Prefácio
Este relato dos acontecimentos que levaram à solução da estrutura do DNA, o material genético fundamental, é único de diversas formas. Eu fiquei muito contente quando Watson me pediu para escrever a apresentação.
Em primeiro lugar, temos seu interesse científico. A descoberta da estrutura por Crick e Watson, com todas as suas implicações biológicas, foi um dos maiores acontecimentos científicos deste século [XX]. O número de pesquisas que inspirou é impressionante; ela provocou uma explosão na bioquímica que transformou a ciência. Eu fui um dos que incentivou o autor a escrever suas memórias enquanto ainda estivessem frescas em sua mente, sabendo de sua importância como contribuição para a história da ciência. O resultado superou as expectativas. Os últimos capítulos, em que o nascimento da nova ideia é descrito tão vividamente, constituem um drama dos mais nobres; a tensão aumenta progressivamente até o clímax final. Não conheço nenhuma outra situação em que seja possível compartilhar com tanta intimidade os conflitos e dúvidas e o triunfo final do pesquisador.

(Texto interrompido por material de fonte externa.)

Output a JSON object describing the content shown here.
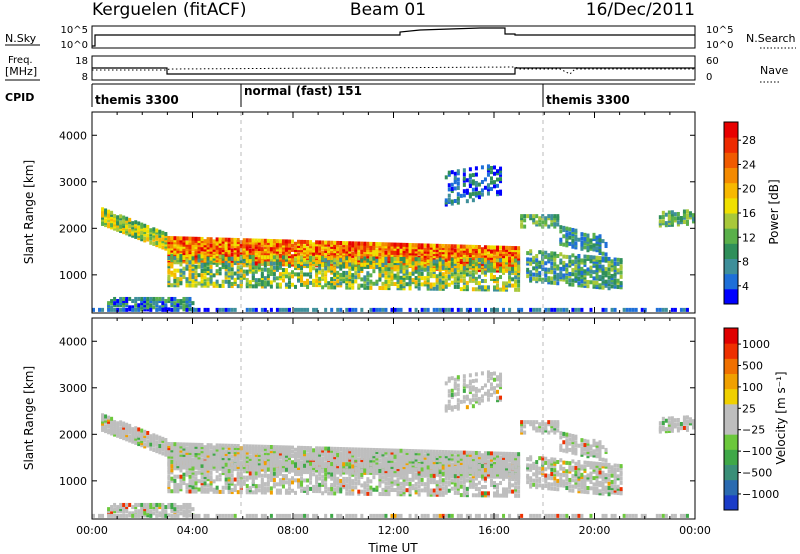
{
  "header": {
    "station": "Kerguelen (fitACF)",
    "beam": "Beam 01",
    "date": "16/Dec/2011"
  },
  "strip_panels": {
    "nsky": {
      "label": "N.Sky",
      "ticks": [
        "10^5",
        "10^0"
      ],
      "right_ticks": [
        "10^5",
        "10^0"
      ],
      "right_label": "N.Search"
    },
    "freq": {
      "label_line1": "Freq.",
      "label_line2": "[MHz]",
      "ticks": [
        "18",
        "8"
      ],
      "right_ticks": [
        "60",
        "0"
      ],
      "right_label": "Nave"
    },
    "cpid": {
      "label": "CPID",
      "segments": [
        {
          "name": "themis 3300",
          "start_hour": 0,
          "end_hour": 6
        },
        {
          "name": "normal (fast) 151",
          "start_hour": 6,
          "end_hour": 18
        },
        {
          "name": "themis 3300",
          "start_hour": 18,
          "end_hour": 24
        }
      ]
    }
  },
  "chart_data": [
    {
      "type": "heatmap",
      "ylabel": "Slant Range [km]",
      "xlabel": "",
      "xlim": [
        0,
        24
      ],
      "ylim": [
        180,
        4500
      ],
      "yticks": [
        1000,
        2000,
        3000,
        4000
      ],
      "colorbar": {
        "label": "Power [dB]",
        "ticks": [
          "28",
          "24",
          "20",
          "16",
          "12",
          "8",
          "4"
        ],
        "range": [
          0,
          30
        ],
        "colors": [
          "#0000ff",
          "#1e6fd8",
          "#3e8f9a",
          "#2f8f5a",
          "#5ab04a",
          "#a8c83a",
          "#f0e000",
          "#f7b800",
          "#f48a00",
          "#f05a00",
          "#ee2a00",
          "#e80000"
        ]
      }
    },
    {
      "type": "heatmap",
      "ylabel": "Slant Range [km]",
      "xlabel": "Time UT",
      "xlim": [
        0,
        24
      ],
      "ylim": [
        180,
        4500
      ],
      "yticks": [
        1000,
        2000,
        3000,
        4000
      ],
      "xticks": [
        "00:00",
        "04:00",
        "08:00",
        "12:00",
        "16:00",
        "20:00",
        "00:00"
      ],
      "colorbar": {
        "label": "Velocity [m s⁻¹]",
        "ticks": [
          "1000",
          "500",
          "100",
          "25",
          "−25",
          "−100",
          "−500",
          "−1000"
        ],
        "range": [
          -1200,
          1200
        ],
        "colors": [
          "#1a3cc8",
          "#2a6ab0",
          "#3a8f78",
          "#3fa848",
          "#6cc83c",
          "#bebebe",
          "#bebebe",
          "#f0d000",
          "#f0a000",
          "#f07000",
          "#ee3000",
          "#e00000"
        ]
      }
    }
  ]
}
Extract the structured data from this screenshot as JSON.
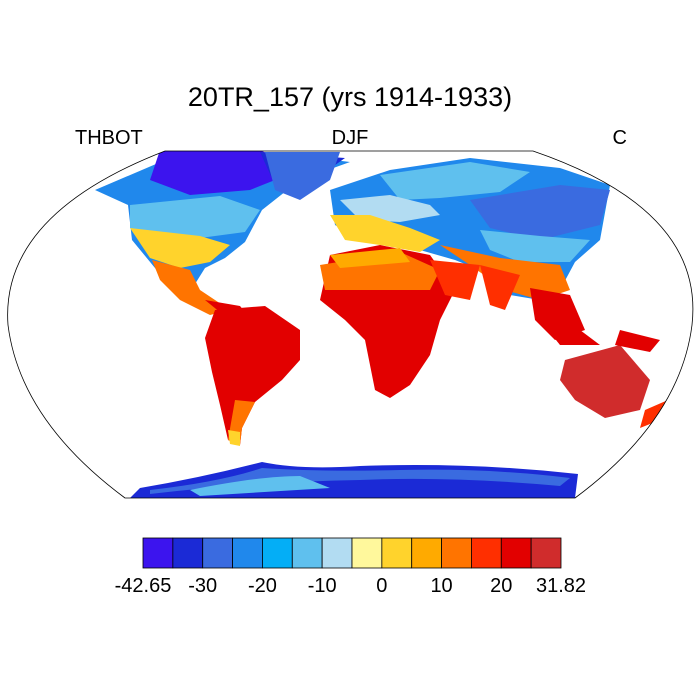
{
  "title": "20TR_157 (yrs 1914-1933)",
  "left_string": "THBOT",
  "center_string": "DJF",
  "right_string": "C",
  "colorbar": {
    "colors": [
      "#3c14ee",
      "#1b2ad6",
      "#3a6be0",
      "#2088ec",
      "#04aef6",
      "#5fc0ee",
      "#b2dcf2",
      "#fff89c",
      "#ffd32c",
      "#ffaa00",
      "#ff7400",
      "#ff2f00",
      "#e20000",
      "#d02c2c"
    ],
    "min_label": "-42.65",
    "max_label": "31.82",
    "tick_labels": [
      "-30",
      "-20",
      "-10",
      "0",
      "10",
      "20"
    ]
  }
}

Mais uma vez, a história é um exemplo comovente de um dilema com o qual um pesquisador pode se confrontar. Ele sabe que um colega trabalha há anos em um problema e acumulou um grande volume de provas difíceis de serem obtidas, e que estas ainda não foram publicadas pela expectativa de que o sucesso virá em breve. Ele viu as provas e tem boas razões para acreditar que pode vislumbrar um método de ataque, talvez simplesmente um novo ponto de vista, que levará direto à solução. Uma oferta de colaboração nessa etapa do processo pode muito bem ser considerada uma invasão. Ele deveria seguir em frente sozinho? Não é fácil saber se aquela nova ideia crucial pertence realmente a uma pessoa ou foi assimilada inconscientemente durante conversas com outros. A percepção dessa dificuldade levou ao estabelecimento de um código um pouco vago entre cientistas que reconhece uma reivindicação em uma linha de pesquisa defendida por um colega – até certo ponto. Quando a concorrência vem de mais de uma direção, não há necessidade de se refrear. O dilema fica claro na história do DNA. É uma fonte de profunda satisfação para todos os envolvidos intimamente que, na premiação do Nobel de 1962, tanto a longa e paciente pesquisa de Wilkins no King’s College (Londres) quanto a rápida e brilhante solução final de Crick e Watson em Cambridge tenham recebido o merecido reconhecimento.
Por fim, há o interesse humano da história – a impressão causada pela Europa e pela Inglaterra em particular sobre um jovem rapaz dos Estados Unidos. Ele escreve com uma franqueza digna de Samuel Pepys. Os que figuram no livro devem lê-lo com um espírito muito inclinado ao perdão. Devemos nos lembrar que este livro não é uma história, mas uma contribuição autobiográfica à história que, um dia, será escrita. Como o próprio autor diz, o livro é um registro de impressões mais do que um relato de fatos históricos. Os temas eram frequentemente mais complexos, e os motivos dos que tinham de lidar com eles eram menos tortuosos do que ele percebera na época. Por outro lado, devemos admitir que sua compreensão intuitiva da fragilidade humana atinge frequentemente o alvo.
O autor mostrou o manuscrito para alguns de nós envolvidos na história, e sugerimos correções de fatos históricos aqui e ali, mas, pessoalmente, eu relutei em alterar muita coisa, porque o frescor e a franqueza com as quais essas impressões foram registradas são parte essencial do interesse deste livro.
W.L.B.
Sir Lawrence Bragg (1890-1971) era o diretor do Laboratório Cavendish, da Universidade de Cambridge, quando a dupla hélice foi descoberta. Junto com o pai, William Henry, criou a cristalografia de raios X, pela qual receberam o Prêmio Nobel em 1915.